Alors que l’Opéra national de Paris affiche actuellement Les Contes d’Hoffmann dont les trois héroïnes – Olympia, la poupée ; Antonia, l’artiste ; Giulietta, la courtisane – s’incarnent en une seule – Stella, la diva –, Anne-Sophie Duprels propose, en son Instant Lyrique, un programme dont les trois figures – Marguerite, Mignon et Sylphide – ne font également qu’une, celle d’un soprano ardemment lyrique et courageux voire téméraire pour, dans un récital avec piano, oser plusieurs airs d’opéras parmi les plus intransigeants du répertoire.
Privée du soutien de l’orchestre dans l’intimité de la salle du dôme – cent places environ –, la voix n’est que plus exposée. Ses irrégularités s’en trouvent exagérées comme scrutées à la loupe. Intonation et oscillation deviennent rides et ridules qu’un miroir grossissant creuse impitoyablement. La voix est nue donc et, dans cette nudité pourtant implacable, la chanteuse est belle, d’une beauté qui n’est pas platement plastique. Le timbre ne serait rien s’il n’était servi par l’expression. Anne-Sophie Duprels entre à l’intérieur de ses personnages jusqu’à épouser leurs émois en une fusion totale et intime. L’effroi de Marguerite selon Boito, ses interrogations rêveuses selon Gounod, l’ivresse sensuelle d’Anna dans Loreley, opéra aujourd’hui oublié d’Alfredo Catalani, se lisent sur le visage tandis que la voix, servie par la clarté de la diction, en français, en allemand, en italien, donne à comprendre le mot et derrière le mot, le sens. Le chant, lorsqu’il est transcendé par l’interprétation, devient reflet de l’âme à condition toutefois de ne pas enfreindre des règles qui veulent ici l’aigu ineffable, là asséné mais toujours assuré, la ligne tracé sans bavure, l’attaque nette, le trille souligné, les registres liés. Anne-Sophie Duprels n’use d’aucun artifice pour contourner les difficultés. Elle fait face, courageuse – on l’a dit –, généreuse aussi lorsqu’à l’issue d’un récital ininterrompu de plus d’une heure, elle enchaîne trois bis encore. Certaines concèdent alors « O mio babbino caro » ; elle, malgré une fatigue que les incertitudes de « Vissi d’arte » rendent perceptible, offre « Un bel di vedremo ». Madama Butterfly fait partie de son quotidien, un peu partout dans le monde, sauf en France, Tours excepté. Pourquoi ?

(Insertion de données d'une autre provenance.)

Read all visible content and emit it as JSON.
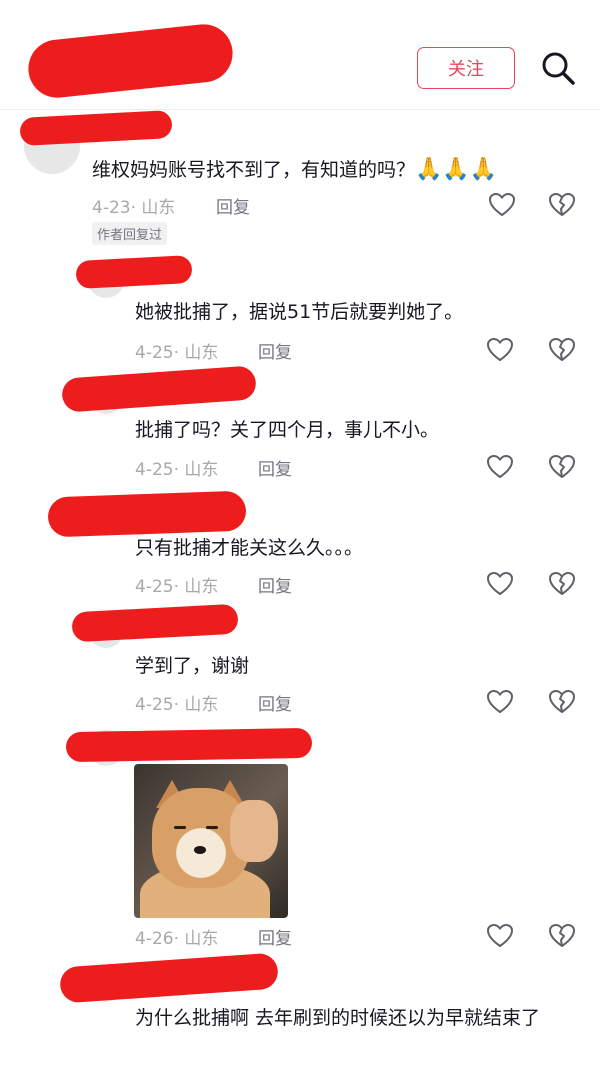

Tant de générosité souriante – mais aussi vulnérable lorsque la chanteuse s’abstrait de son personnage comme si elle retirait un masque –, trouve dans le Lied un terrain d’expression idéalement adapté à la soirée. L’intimité de la salle évidemment, mais pas seulement. Mignon chez Gounod comme chez Duparc se présente simple d’allure, pour ne pas dire modeste. L’héroïne de Goethe mise en musique par Frantz Liszt prend une forme plus complexe, tantôt agitée, tantôt apaisée avec, en guise de refrain, deux mots « Dahin, dahin ! » (là-bas, la-bas) dont Anne-Sophie Duprels sait trouver et varier la juste couleur. L’écriture révèle un registre grave sans rien de forcé ou d’affecté : naturel. La langue allemande surtout sied à une étoffe qui peut parfois sembler rêche. Gretchen am Spinrade l’avait en début de récital laissé supposer (mais les premiers numéros dans ce genre de concert sont rarement les plus significatifs), Die Lorelei ensuite le confirme, par la manière dont les consonnes sculptent les contours changeants de la narration.

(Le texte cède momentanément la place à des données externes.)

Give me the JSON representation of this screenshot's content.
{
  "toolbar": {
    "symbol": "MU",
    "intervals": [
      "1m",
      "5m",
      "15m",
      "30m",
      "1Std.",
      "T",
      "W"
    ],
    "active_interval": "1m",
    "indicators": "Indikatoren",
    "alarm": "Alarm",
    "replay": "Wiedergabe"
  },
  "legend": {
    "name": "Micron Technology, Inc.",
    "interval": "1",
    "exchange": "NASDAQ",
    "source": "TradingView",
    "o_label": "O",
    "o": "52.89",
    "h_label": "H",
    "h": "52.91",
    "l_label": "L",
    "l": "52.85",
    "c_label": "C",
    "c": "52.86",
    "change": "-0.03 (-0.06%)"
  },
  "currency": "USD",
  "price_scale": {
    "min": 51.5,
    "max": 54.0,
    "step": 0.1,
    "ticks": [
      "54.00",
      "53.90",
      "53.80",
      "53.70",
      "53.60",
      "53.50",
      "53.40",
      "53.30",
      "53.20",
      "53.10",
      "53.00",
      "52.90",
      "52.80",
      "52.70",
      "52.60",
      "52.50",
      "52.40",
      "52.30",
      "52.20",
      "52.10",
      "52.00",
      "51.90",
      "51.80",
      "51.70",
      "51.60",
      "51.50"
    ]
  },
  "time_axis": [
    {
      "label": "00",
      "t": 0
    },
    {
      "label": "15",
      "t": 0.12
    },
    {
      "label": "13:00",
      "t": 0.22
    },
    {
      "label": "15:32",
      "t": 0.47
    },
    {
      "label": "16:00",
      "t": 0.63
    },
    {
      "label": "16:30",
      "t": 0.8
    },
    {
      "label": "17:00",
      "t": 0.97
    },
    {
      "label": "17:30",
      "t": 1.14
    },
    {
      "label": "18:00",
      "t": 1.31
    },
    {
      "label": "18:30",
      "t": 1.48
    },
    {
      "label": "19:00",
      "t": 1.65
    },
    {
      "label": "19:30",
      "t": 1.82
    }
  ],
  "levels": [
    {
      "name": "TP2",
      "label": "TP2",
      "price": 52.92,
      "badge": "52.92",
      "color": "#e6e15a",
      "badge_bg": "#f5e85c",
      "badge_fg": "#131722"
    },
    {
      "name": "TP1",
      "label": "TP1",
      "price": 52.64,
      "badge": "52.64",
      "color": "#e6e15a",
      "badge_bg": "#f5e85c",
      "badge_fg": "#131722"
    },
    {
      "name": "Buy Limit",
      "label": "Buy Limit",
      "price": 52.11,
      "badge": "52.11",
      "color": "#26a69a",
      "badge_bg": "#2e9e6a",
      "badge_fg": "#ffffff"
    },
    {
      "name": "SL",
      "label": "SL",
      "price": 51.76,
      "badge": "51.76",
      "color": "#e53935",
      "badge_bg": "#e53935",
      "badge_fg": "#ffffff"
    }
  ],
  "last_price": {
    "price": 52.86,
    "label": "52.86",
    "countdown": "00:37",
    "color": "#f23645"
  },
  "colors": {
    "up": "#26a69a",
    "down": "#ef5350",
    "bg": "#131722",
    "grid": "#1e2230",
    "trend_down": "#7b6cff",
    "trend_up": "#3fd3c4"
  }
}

Accompagnateur dévoué, Antoine Palloc n’est jamais aussi éloquent que dans ces pages pensées pour le piano autant que pour la voix. A chaque interprète ses affinités : les silences terrifiés de Boito, les harmonies languides de Puccini nous ont paru davantage le stimuler que les élans délicats de Gounod. Marguerite (au pluriel) angoissées, Mignon (au pluriel aussi) pensives et nostalgiques, Ondines exaltées… Du Lied allemand à l’opéra italien en passant par la mélodie française, la cohérence de la soirée tient aussi à son indéfectible soutien.